Could leasing company vehicles be a viable alternative to owning?
Businesses that use vehicles on a regular basis could be holding on to depreciating assets for too long, according to Birmingham-based Lex Autolease.
The firm revealed UK SMEs could be holding on to £6.7bn of depreciating vehicle assets and that they choose to replace on a constant basis rather than lease.
This can require a considerable outlay and for businesses operating on tight financial scales, this can severely impact the cash flow of the company.
Many work vehicles depreciate very quickly due to the levels of stress they are put under as part of their working role, and this can mean they need replacing on a more regular basis.
Money tied up in these assets is being wasted away and this could mean the firms concerned are missing out on potential growth opportunities.
Assessing your available options
Should this impact on the cash flow of a company, business turnaround methods could be an option to improve the situation.
Alternatively, opting to lease, rather than own, could save money for businesses in the long term and also improve the standard of vehicle options available.
The Leasing Revolution report from Lex Autolease estimates that 68% of the 1.5m vans and light commercial vehicles that are registered to British businesses are owned.
In these cases, the report states that the majority were purchased using cash reserves or a bank loan, placing additional pressure on finances as a result.

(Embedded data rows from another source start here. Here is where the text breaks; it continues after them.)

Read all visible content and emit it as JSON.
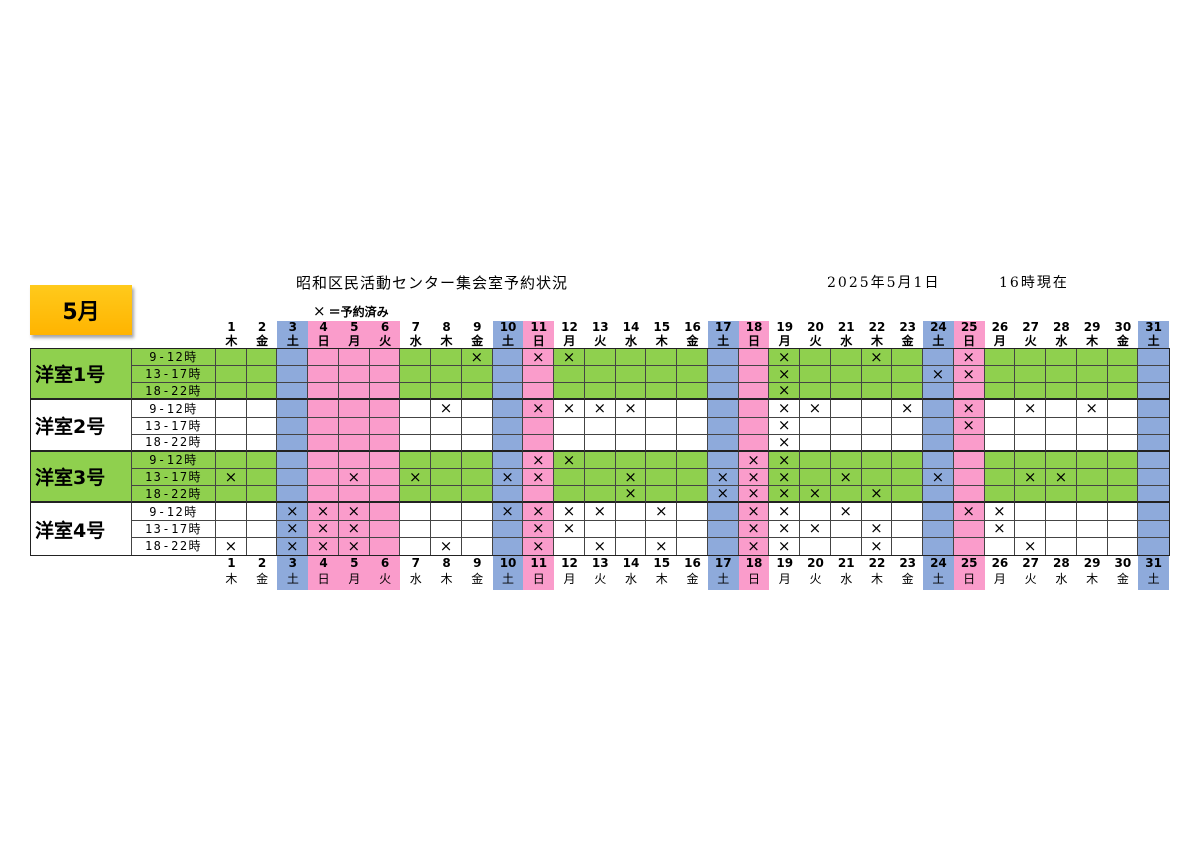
{
  "header": {
    "title": "昭和区民活動センター集会室予約状況",
    "date": "2025年5月1日",
    "as_of": "16時現在"
  },
  "month_badge": {
    "label": "5月",
    "color": "#ffc000"
  },
  "legend": {
    "mark": "×",
    "text": "＝予約済み"
  },
  "days": [
    {
      "day": "1",
      "weekday": "木"
    },
    {
      "day": "2",
      "weekday": "金"
    },
    {
      "day": "3",
      "weekday": "土",
      "bg": "#8eaadb"
    },
    {
      "day": "4",
      "weekday": "日",
      "bg": "#fa9ccb"
    },
    {
      "day": "5",
      "weekday": "月",
      "bg": "#fa9ccb"
    },
    {
      "day": "6",
      "weekday": "火",
      "bg": "#fa9ccb"
    },
    {
      "day": "7",
      "weekday": "水"
    },
    {
      "day": "8",
      "weekday": "木"
    },
    {
      "day": "9",
      "weekday": "金"
    },
    {
      "day": "10",
      "weekday": "土",
      "bg": "#8eaadb"
    },
    {
      "day": "11",
      "weekday": "日",
      "bg": "#fa9ccb"
    },
    {
      "day": "12",
      "weekday": "月"
    },
    {
      "day": "13",
      "weekday": "火"
    },
    {
      "day": "14",
      "weekday": "水"
    },
    {
      "day": "15",
      "weekday": "木"
    },
    {
      "day": "16",
      "weekday": "金"
    },
    {
      "day": "17",
      "weekday": "土",
      "bg": "#8eaadb"
    },
    {
      "day": "18",
      "weekday": "日",
      "bg": "#fa9ccb"
    },
    {
      "day": "19",
      "weekday": "月"
    },
    {
      "day": "20",
      "weekday": "火"
    },
    {
      "day": "21",
      "weekday": "水"
    },
    {
      "day": "22",
      "weekday": "木"
    },
    {
      "day": "23",
      "weekday": "金"
    },
    {
      "day": "24",
      "weekday": "土",
      "bg": "#8eaadb"
    },
    {
      "day": "25",
      "weekday": "日",
      "bg": "#fa9ccb"
    },
    {
      "day": "26",
      "weekday": "月"
    },
    {
      "day": "27",
      "weekday": "火"
    },
    {
      "day": "28",
      "weekday": "水"
    },
    {
      "day": "29",
      "weekday": "木"
    },
    {
      "day": "30",
      "weekday": "金"
    },
    {
      "day": "31",
      "weekday": "土",
      "bg": "#8eaadb"
    }
  ],
  "rooms": [
    {
      "name": "洋室1号",
      "bg": "#8fd04e",
      "slots": [
        {
          "label": "9-12時",
          "reserved": [
            9,
            11,
            12,
            19,
            22,
            25
          ]
        },
        {
          "label": "13-17時",
          "reserved": [
            19,
            24,
            25
          ]
        },
        {
          "label": "18-22時",
          "reserved": [
            19
          ]
        }
      ]
    },
    {
      "name": "洋室2号",
      "bg": "#ffffff",
      "slots": [
        {
          "label": "9-12時",
          "reserved": [
            8,
            11,
            12,
            13,
            14,
            19,
            20,
            23,
            25,
            27,
            29
          ]
        },
        {
          "label": "13-17時",
          "reserved": [
            19,
            25
          ]
        },
        {
          "label": "18-22時",
          "reserved": [
            19
          ]
        }
      ]
    },
    {
      "name": "洋室3号",
      "bg": "#8fd04e",
      "slots": [
        {
          "label": "9-12時",
          "reserved": [
            11,
            12,
            18,
            19
          ]
        },
        {
          "label": "13-17時",
          "reserved": [
            1,
            5,
            7,
            10,
            11,
            14,
            17,
            18,
            19,
            21,
            24,
            27,
            28
          ]
        },
        {
          "label": "18-22時",
          "reserved": [
            14,
            17,
            18,
            19,
            20,
            22
          ]
        }
      ]
    },
    {
      "name": "洋室4号",
      "bg": "#ffffff",
      "slots": [
        {
          "label": "9-12時",
          "reserved": [
            3,
            4,
            5,
            10,
            11,
            12,
            13,
            15,
            18,
            19,
            21,
            25,
            26
          ]
        },
        {
          "label": "13-17時",
          "reserved": [
            3,
            4,
            5,
            11,
            12,
            18,
            19,
            20,
            22,
            26
          ]
        },
        {
          "label": "18-22時",
          "reserved": [
            1,
            3,
            4,
            5,
            8,
            11,
            13,
            15,
            18,
            19,
            22,
            27
          ]
        }
      ]
    }
  ]
}
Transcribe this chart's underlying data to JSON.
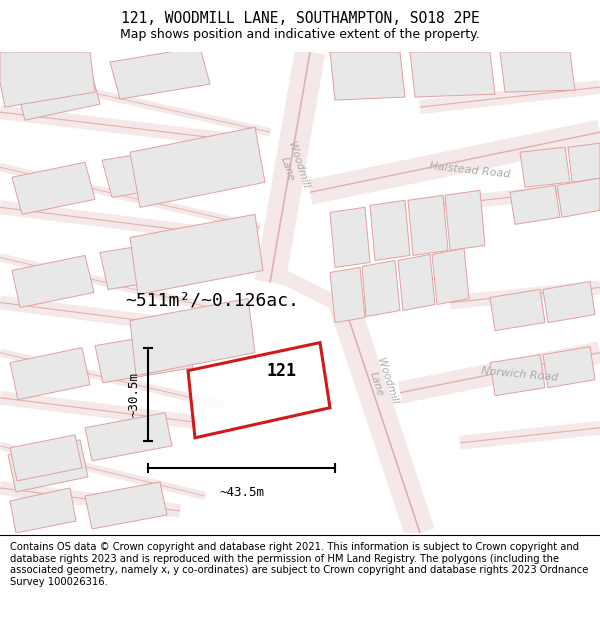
{
  "title": "121, WOODMILL LANE, SOUTHAMPTON, SO18 2PE",
  "subtitle": "Map shows position and indicative extent of the property.",
  "footer": "Contains OS data © Crown copyright and database right 2021. This information is subject to Crown copyright and database rights 2023 and is reproduced with the permission of HM Land Registry. The polygons (including the associated geometry, namely x, y co-ordinates) are subject to Crown copyright and database rights 2023 Ordnance Survey 100026316.",
  "title_fontsize": 10.5,
  "subtitle_fontsize": 9,
  "footer_fontsize": 7.2,
  "area_text": "~511m²/~0.126ac.",
  "width_text": "~43.5m",
  "height_text": "~30.5m",
  "property_label": "121",
  "road_color": "#f0c0c0",
  "road_edge_color": "#e8b0b0",
  "building_fill": "#e8e8e8",
  "building_edge": "#e0a0a0",
  "map_bg": "#fafafa",
  "property_edge": "#cc0000"
}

The average van or light commercial vehicle that is owned by an SME is currently around eight years old – with estimates suggesting each vehicle will have depreciated by more than £10,000 in that period.
As a result, this could potentially limit the long-term possibilities for the companies concerned as money could be better spent on other aspects of business.
New growth opportunities, the payment of debts or business infrastructure improvements could all be considered were less money to be spent on vehicles.
When considered in the long-term, the costs of leasing are considerably below those of buying, offering an alternative to businesses that maintain success, while promoting growth potential at the same time.